Alexander Burgess's father was John Burgess (born Inveravon, Banffshire in about 1839) who was a bank agent, writer and notary. His mother was Annie McIntosh Burgess (born in Cullen, Banffshire in about 1840). Alexander Burgess had an older sister Annie (born about 1871) and three younger sisters Frances (born about 1875), Mabel (born about 1877), and Elizabeth (born about 1880).
Alexander Burgess attended Wishaw Academy, then spent four years at George Watson's College, Edinburgh, before entering the University of Edinburgh in October 1890. In his first year of study Burgess took courses in Latin, Greek and Mathematics. In session 1891-92 he studied Latin, Greek, Mathematics, and Natural Philosophy. In addition to taking Honours courses in Mathematics and Natural Philosophy over the next two sessions, Burgess also took the Ordinary course in Logic and Metaphysics. He was awarded an M.A. from Edinburgh with First Class Honours in Mathematics and Natural Philosophy in 1894.
After an appointment as a Mathematics Master at Merchiston Castle School, Edinburgh, he was appointed Mathematical master and second master in Rothesay Academy. He spent five years in this position then returned to Edinburgh in 1900 to work in the Mathematical department of Edinburgh Ladies' College. He spent 17 years in this College before he was appointed Rector of Rothesay Academy, Bute, in 1917. After his death a memorial plaque was unveiled in the school and we quote from the Press Release for that occasion:-
Dr Burgess's rectorship coincided with a remarkable development of the roll and of the work of the Academy. ...
Dr Burgess gave his school a signal example of devotion to knowledge, industry, kindliness of heart, high ideals. He was hampered in the later years by his health; he was stricken towards the end by grievous domestic afflictions, but he served his day and generation well, he spent more than half of his active life in Rothesay, and he enabled many a Rothesay boy and girl to develop their gifts to the maximum and to increase their usefulness to the country and the Empire.
He was elected a Fellow of the Royal Society of Edinburgh on 3 March 1902 having been proposed by John Alison, William Peddie, George Chrystal, and John Sturgeon Mackay.

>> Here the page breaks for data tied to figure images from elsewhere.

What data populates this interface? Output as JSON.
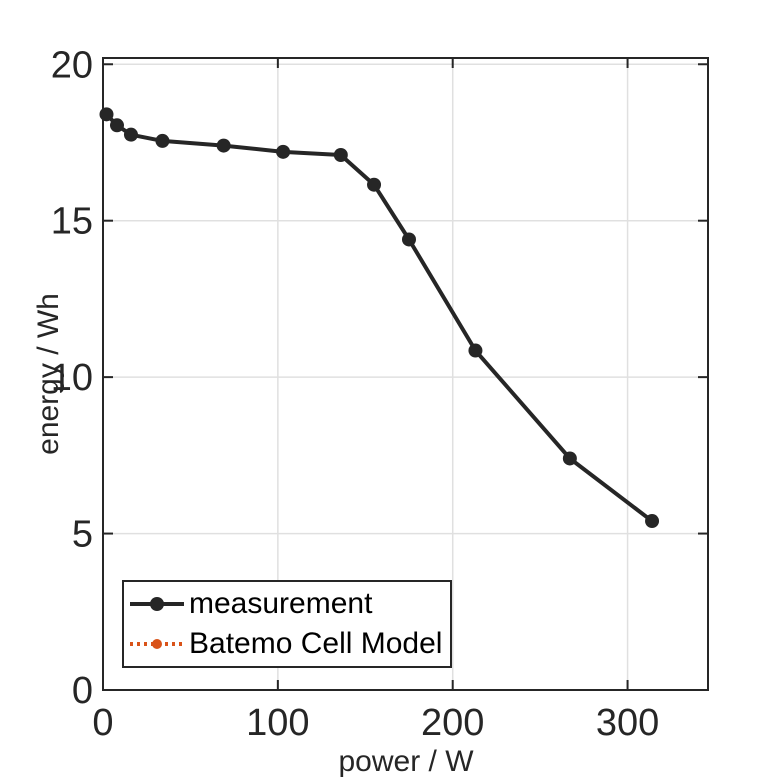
{
  "figure": {
    "background": "#ffffff"
  },
  "chart_data": {
    "type": "line",
    "title": "",
    "xlabel": "power / W",
    "ylabel": "energy / Wh",
    "xlim": [
      0,
      346
    ],
    "ylim": [
      0,
      20.2
    ],
    "xticks": [
      0,
      100,
      200,
      300
    ],
    "yticks": [
      0,
      5,
      10,
      15,
      20
    ],
    "grid": true,
    "grid_color": "#e0e0e0",
    "axis_color": "#262626",
    "tick_label_color": "#262626",
    "series": [
      {
        "name": "measurement",
        "color": "#262626",
        "line_style": "solid",
        "marker": "circle",
        "visible_in_plot": true,
        "x": [
          2,
          8,
          16,
          34,
          69,
          103,
          136,
          155,
          175,
          213,
          267,
          314
        ],
        "y": [
          18.4,
          18.05,
          17.75,
          17.55,
          17.4,
          17.2,
          17.1,
          16.15,
          14.4,
          10.85,
          7.4,
          5.4
        ]
      },
      {
        "name": "Batemo Cell Model",
        "color": "#D95319",
        "line_style": "dotted",
        "marker": "circle",
        "visible_in_plot": false,
        "x": [],
        "y": []
      }
    ],
    "legend": {
      "position": "bottom-left",
      "entries": [
        {
          "label": "measurement",
          "color": "#262626",
          "line_style": "solid"
        },
        {
          "label": "Batemo Cell Model",
          "color": "#D95319",
          "line_style": "dotted"
        }
      ]
    }
  }
}
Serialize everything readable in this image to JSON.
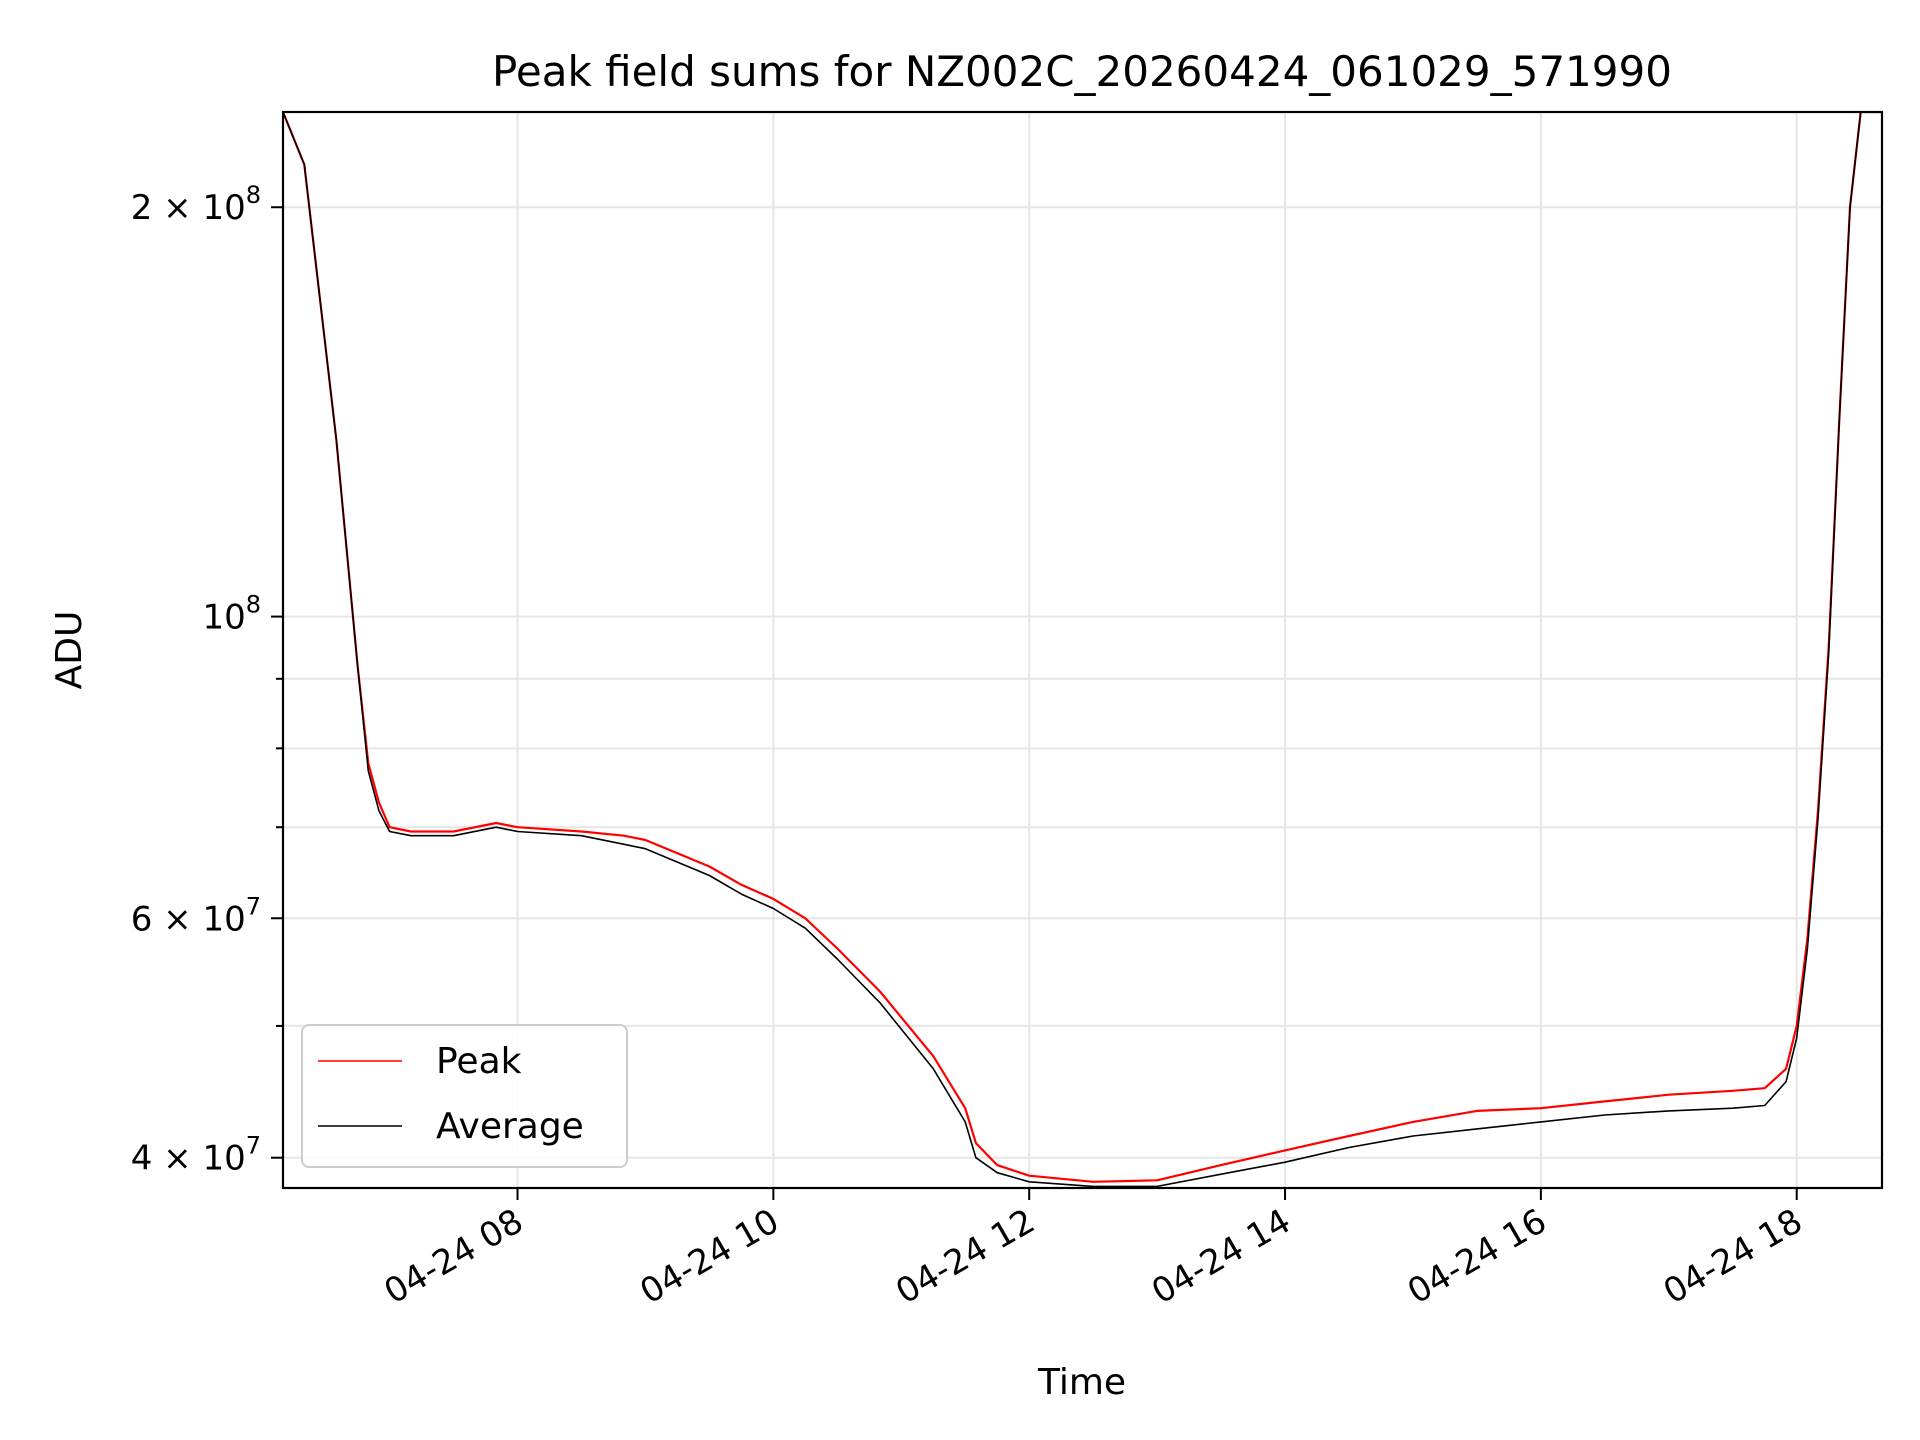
{
  "chart_data": {
    "type": "line",
    "title": "Peak field sums for NZ002C_20260424_061029_571990",
    "xlabel": "Time",
    "ylabel": "ADU",
    "yscale": "log",
    "grid": true,
    "legend_position": "lower-left",
    "xlim": [
      "2026-04-24 06:10",
      "2026-04-24 18:40"
    ],
    "ylim": [
      38000000,
      235000000
    ],
    "x_ticks": [
      {
        "value": "2026-04-24 08:00",
        "label": "04-24 08"
      },
      {
        "value": "2026-04-24 10:00",
        "label": "04-24 10"
      },
      {
        "value": "2026-04-24 12:00",
        "label": "04-24 12"
      },
      {
        "value": "2026-04-24 14:00",
        "label": "04-24 14"
      },
      {
        "value": "2026-04-24 16:00",
        "label": "04-24 16"
      },
      {
        "value": "2026-04-24 18:00",
        "label": "04-24 18"
      }
    ],
    "y_ticks_major": [
      {
        "value": 40000000,
        "label": "4 × 10",
        "exp": "7"
      },
      {
        "value": 60000000,
        "label": "6 × 10",
        "exp": "7"
      },
      {
        "value": 100000000,
        "label": "10",
        "exp": "8"
      },
      {
        "value": 200000000,
        "label": "2 × 10",
        "exp": "8"
      }
    ],
    "y_grid_minor": [
      50000000,
      70000000,
      80000000,
      90000000
    ],
    "series": [
      {
        "name": "Peak",
        "color": "#ff0000",
        "x": [
          "2026-04-24 06:10",
          "2026-04-24 06:20",
          "2026-04-24 06:35",
          "2026-04-24 06:45",
          "2026-04-24 06:50",
          "2026-04-24 06:55",
          "2026-04-24 07:00",
          "2026-04-24 07:10",
          "2026-04-24 07:30",
          "2026-04-24 07:50",
          "2026-04-24 08:00",
          "2026-04-24 08:30",
          "2026-04-24 08:50",
          "2026-04-24 09:00",
          "2026-04-24 09:30",
          "2026-04-24 09:45",
          "2026-04-24 10:00",
          "2026-04-24 10:15",
          "2026-04-24 10:30",
          "2026-04-24 10:50",
          "2026-04-24 11:15",
          "2026-04-24 11:30",
          "2026-04-24 11:35",
          "2026-04-24 11:45",
          "2026-04-24 12:00",
          "2026-04-24 12:30",
          "2026-04-24 13:00",
          "2026-04-24 13:30",
          "2026-04-24 14:00",
          "2026-04-24 14:30",
          "2026-04-24 15:00",
          "2026-04-24 15:30",
          "2026-04-24 16:00",
          "2026-04-24 16:30",
          "2026-04-24 17:00",
          "2026-04-24 17:30",
          "2026-04-24 17:45",
          "2026-04-24 17:55",
          "2026-04-24 18:00",
          "2026-04-24 18:05",
          "2026-04-24 18:10",
          "2026-04-24 18:15",
          "2026-04-24 18:20",
          "2026-04-24 18:25",
          "2026-04-24 18:30",
          "2026-04-24 18:40"
        ],
        "values": [
          235000000,
          215000000,
          135000000,
          92000000,
          78000000,
          73000000,
          70000000,
          69500000,
          69500000,
          70500000,
          70000000,
          69500000,
          69000000,
          68500000,
          65500000,
          63500000,
          62000000,
          60000000,
          57000000,
          53000000,
          47500000,
          43500000,
          41000000,
          39500000,
          38800000,
          38400000,
          38500000,
          39500000,
          40500000,
          41500000,
          42500000,
          43300000,
          43500000,
          44000000,
          44500000,
          44800000,
          45000000,
          46500000,
          50000000,
          58000000,
          72000000,
          95000000,
          140000000,
          200000000,
          235000000,
          235000000
        ]
      },
      {
        "name": "Average",
        "color": "#000000",
        "x": [
          "2026-04-24 06:10",
          "2026-04-24 06:20",
          "2026-04-24 06:35",
          "2026-04-24 06:45",
          "2026-04-24 06:50",
          "2026-04-24 06:55",
          "2026-04-24 07:00",
          "2026-04-24 07:10",
          "2026-04-24 07:30",
          "2026-04-24 07:50",
          "2026-04-24 08:00",
          "2026-04-24 08:30",
          "2026-04-24 08:50",
          "2026-04-24 09:00",
          "2026-04-24 09:30",
          "2026-04-24 09:45",
          "2026-04-24 10:00",
          "2026-04-24 10:15",
          "2026-04-24 10:30",
          "2026-04-24 10:50",
          "2026-04-24 11:15",
          "2026-04-24 11:30",
          "2026-04-24 11:35",
          "2026-04-24 11:45",
          "2026-04-24 12:00",
          "2026-04-24 12:30",
          "2026-04-24 13:00",
          "2026-04-24 13:30",
          "2026-04-24 14:00",
          "2026-04-24 14:30",
          "2026-04-24 15:00",
          "2026-04-24 15:30",
          "2026-04-24 16:00",
          "2026-04-24 16:30",
          "2026-04-24 17:00",
          "2026-04-24 17:30",
          "2026-04-24 17:45",
          "2026-04-24 17:55",
          "2026-04-24 18:00",
          "2026-04-24 18:05",
          "2026-04-24 18:10",
          "2026-04-24 18:15",
          "2026-04-24 18:20",
          "2026-04-24 18:25",
          "2026-04-24 18:30",
          "2026-04-24 18:40"
        ],
        "values": [
          235000000,
          215000000,
          135000000,
          92000000,
          77000000,
          72000000,
          69500000,
          69000000,
          69000000,
          70000000,
          69500000,
          69000000,
          68000000,
          67500000,
          64500000,
          62500000,
          61000000,
          59000000,
          56000000,
          52000000,
          46500000,
          42500000,
          40000000,
          39000000,
          38400000,
          38100000,
          38100000,
          38900000,
          39700000,
          40700000,
          41500000,
          42000000,
          42500000,
          43000000,
          43300000,
          43500000,
          43700000,
          45500000,
          49000000,
          57000000,
          71000000,
          94000000,
          140000000,
          200000000,
          235000000,
          235000000
        ]
      }
    ]
  }
}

Burgess was an active member of the Edinburgh Mathematical Society, serving on the Committee from November 1906, serving as an editor of the Proceedings in 1907-08, then Secretary during 1908-11, vice-President in 1911-12, and as President of the Society in 1912-13. This was a particularly important Presidency for in the summer of 1913 the Society held their first Colloquium in Edinburgh:-
At the close of the Colloquium in the afternoon the President, Mr Burgess, paid a tribute to the enthusiasm and energy with which the secretary, Mr Comrie, had thrown himself into the work of organising the meeting. The first Mathematical Colloquium in Britain had proved a complete success, a success that was chiefly due to the ability of the lecturers, each an authority on his own subject. No happier combination could have been made than that of the three lecturers, in whom it was remarked that the three nationalities were represented - English, Irish, and Scottish. Mr Burgess ventured the prediction that this, the first, Colloquium would not be the last, and suggested the possibility of a similar meeting at the time of the Napier celebrations next year.
Burgess also contributed papers to the Society. For example he read Anti-reciprocal Points at the meeting on Friday 9 January 1903, and The orthoptic locus of the semi-cubical parabola at the meeting on Friday 10 March 1905.
An obituary, written by Peter Comrie, was published in the Proceedings of the Edinburgh Mathematical Society.
version is at THIS LINK.
In addition Burgess was a member of the Educational Institute for Scotland and the Bute Natural History Society. He was awarded a D.Sc. by the University of Edinburgh in 1924 for his thesis Tripolar co-ordinates, straight line and circle. And Concurrency of lines joining vertices of a triangle to opposite vertices of triangles on its sides; determinants connected with the periodic solutions of Mathieu's equation.